Mt. Daniel is a particularly egregious example of actual costs running 20% higher than estimated. Will this happen on a $120 Million major construction project managed by the same school system?
Implementing the referendum–if it passes–would involve an extremely complex process of timing and coordination for which the School Board, City Council and staff have no in depth experience: These involve coordinating the very tight timing of bond issuance; marketing and sale of ground leases; new school construction; teardown of old school buildings and delivery of raw land; agreement on common infrastructure for both school and new development.
Based upon past history – it is dubious if operating budgets will be tightly managed. Most of it is personnel based. Of course, the school board could help things by eliminating the fulltime position of communications director – a small but symbolic step.
Hardi talks up recent growth in tax revenue – the automobile personal property tax, sales, and meals taxes.
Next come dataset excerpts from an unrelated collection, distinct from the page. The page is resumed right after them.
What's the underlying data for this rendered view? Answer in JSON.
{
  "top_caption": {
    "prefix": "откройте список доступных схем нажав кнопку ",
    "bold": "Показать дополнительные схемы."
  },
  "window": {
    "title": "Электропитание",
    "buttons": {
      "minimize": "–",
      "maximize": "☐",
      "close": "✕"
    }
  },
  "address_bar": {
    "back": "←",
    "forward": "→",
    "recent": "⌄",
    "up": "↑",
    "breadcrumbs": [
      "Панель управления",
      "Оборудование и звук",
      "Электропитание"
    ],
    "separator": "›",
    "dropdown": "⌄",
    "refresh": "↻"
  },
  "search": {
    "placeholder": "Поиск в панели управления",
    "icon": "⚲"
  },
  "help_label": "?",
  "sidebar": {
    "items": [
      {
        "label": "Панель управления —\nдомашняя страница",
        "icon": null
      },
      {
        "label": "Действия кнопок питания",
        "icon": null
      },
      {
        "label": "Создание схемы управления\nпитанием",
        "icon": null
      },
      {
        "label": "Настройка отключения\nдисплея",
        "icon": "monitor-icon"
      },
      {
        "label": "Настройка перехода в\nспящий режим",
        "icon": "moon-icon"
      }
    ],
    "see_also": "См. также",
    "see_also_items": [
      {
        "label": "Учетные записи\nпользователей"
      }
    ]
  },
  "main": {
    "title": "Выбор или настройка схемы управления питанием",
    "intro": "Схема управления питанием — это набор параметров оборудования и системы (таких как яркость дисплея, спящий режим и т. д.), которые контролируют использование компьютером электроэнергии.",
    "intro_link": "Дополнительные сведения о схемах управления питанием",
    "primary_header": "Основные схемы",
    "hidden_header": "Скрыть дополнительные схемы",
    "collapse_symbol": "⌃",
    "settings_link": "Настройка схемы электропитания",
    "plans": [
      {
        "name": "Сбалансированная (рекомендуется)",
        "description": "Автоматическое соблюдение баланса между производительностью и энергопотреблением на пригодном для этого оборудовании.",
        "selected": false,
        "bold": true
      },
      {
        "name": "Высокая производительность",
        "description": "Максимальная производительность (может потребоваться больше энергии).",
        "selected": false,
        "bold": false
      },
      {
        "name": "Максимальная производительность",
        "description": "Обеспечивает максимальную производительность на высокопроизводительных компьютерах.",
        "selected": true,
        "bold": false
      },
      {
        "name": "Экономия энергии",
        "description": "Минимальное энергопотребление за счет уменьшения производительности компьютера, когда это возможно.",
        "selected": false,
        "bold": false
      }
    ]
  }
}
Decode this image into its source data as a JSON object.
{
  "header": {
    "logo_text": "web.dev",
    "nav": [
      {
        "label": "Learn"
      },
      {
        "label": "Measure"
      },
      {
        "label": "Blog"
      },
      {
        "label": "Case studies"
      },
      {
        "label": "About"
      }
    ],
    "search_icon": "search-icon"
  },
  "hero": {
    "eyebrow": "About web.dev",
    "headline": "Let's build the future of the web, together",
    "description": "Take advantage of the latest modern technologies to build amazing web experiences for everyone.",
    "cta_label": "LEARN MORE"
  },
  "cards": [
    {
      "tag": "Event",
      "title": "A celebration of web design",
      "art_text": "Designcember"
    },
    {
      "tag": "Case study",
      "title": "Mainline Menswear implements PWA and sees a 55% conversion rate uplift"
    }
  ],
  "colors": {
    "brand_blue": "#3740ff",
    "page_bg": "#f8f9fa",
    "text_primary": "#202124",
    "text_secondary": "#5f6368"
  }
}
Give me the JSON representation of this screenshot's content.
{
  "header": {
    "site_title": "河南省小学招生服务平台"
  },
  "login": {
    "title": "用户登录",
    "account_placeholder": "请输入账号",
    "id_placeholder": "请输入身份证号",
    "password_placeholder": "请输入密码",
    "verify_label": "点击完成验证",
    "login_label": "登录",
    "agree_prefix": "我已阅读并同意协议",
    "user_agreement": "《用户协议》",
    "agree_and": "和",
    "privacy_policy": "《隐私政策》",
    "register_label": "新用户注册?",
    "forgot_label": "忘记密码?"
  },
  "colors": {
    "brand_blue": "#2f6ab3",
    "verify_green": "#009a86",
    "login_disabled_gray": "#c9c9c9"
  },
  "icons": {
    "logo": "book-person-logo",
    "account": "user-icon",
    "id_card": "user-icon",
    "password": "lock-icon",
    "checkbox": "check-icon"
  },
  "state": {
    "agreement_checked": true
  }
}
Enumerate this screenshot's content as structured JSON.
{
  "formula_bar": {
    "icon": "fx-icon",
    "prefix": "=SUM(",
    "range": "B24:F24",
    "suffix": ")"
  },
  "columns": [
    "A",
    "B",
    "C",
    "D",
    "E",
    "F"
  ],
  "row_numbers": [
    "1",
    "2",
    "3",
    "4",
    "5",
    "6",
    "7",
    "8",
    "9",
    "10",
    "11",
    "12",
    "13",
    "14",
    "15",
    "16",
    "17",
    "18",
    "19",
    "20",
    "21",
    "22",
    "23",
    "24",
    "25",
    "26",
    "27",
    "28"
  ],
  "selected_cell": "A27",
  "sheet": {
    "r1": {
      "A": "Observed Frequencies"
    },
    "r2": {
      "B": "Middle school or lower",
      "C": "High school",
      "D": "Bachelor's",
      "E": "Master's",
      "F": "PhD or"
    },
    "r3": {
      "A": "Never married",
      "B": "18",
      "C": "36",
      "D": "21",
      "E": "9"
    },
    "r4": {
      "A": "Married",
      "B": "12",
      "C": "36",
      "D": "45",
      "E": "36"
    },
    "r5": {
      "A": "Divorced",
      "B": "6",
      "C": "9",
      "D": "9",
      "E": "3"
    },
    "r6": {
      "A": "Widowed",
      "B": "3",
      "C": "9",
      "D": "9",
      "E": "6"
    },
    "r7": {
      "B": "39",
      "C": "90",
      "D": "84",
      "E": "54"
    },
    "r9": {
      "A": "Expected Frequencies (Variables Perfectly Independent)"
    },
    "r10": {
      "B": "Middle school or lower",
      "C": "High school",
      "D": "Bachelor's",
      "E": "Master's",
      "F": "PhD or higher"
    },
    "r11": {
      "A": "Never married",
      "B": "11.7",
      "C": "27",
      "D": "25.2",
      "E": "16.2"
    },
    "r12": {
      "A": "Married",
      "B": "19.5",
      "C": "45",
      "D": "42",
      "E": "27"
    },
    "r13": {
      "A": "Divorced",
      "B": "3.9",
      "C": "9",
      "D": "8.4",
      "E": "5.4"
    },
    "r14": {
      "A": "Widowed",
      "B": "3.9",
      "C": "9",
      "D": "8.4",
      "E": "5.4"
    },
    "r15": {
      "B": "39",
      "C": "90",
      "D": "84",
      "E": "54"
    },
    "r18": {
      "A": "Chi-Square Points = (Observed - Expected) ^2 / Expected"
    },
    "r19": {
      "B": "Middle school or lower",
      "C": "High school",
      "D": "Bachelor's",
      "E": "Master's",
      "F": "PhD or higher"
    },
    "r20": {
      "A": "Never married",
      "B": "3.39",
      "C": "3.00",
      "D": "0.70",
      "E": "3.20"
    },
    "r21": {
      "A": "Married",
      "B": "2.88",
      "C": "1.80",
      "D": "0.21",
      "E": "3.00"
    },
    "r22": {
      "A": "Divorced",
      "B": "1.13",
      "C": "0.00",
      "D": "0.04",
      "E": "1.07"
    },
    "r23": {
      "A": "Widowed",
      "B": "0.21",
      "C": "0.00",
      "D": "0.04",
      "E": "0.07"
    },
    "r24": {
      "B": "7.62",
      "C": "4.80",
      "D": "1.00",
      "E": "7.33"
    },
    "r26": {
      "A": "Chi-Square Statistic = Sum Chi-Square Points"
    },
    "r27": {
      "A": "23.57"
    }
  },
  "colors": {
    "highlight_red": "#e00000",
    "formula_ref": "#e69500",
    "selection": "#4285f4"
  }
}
Kaye responds: However, non-real estate taxes generate annually approximately $13 Million in tax revenue – thus a $500K growth–about a penny on the real estate tax rate–is not remarkable.
What Hardi does NOT say:
- Real estate taxes generate 60% of City tax revenues which is approximately $51 Million.
- Most sales tax receipts go to Richmond.
- The City is permitted to only retain one cent.
Thus, while our restaurants and supermarkets may be doing well, the sales tax contribution to the city will NOT be a significant contributor to paying the $120 Million school debts–or to cover the ever increasing operating costs of the schools and city services.
Homeowners will foot a large majority of the bill.
The strategy of rhetorical dissembling by Hardi and others is clear: They want a new school regardless of the impact on the citizens and the children who sit in the classrooms.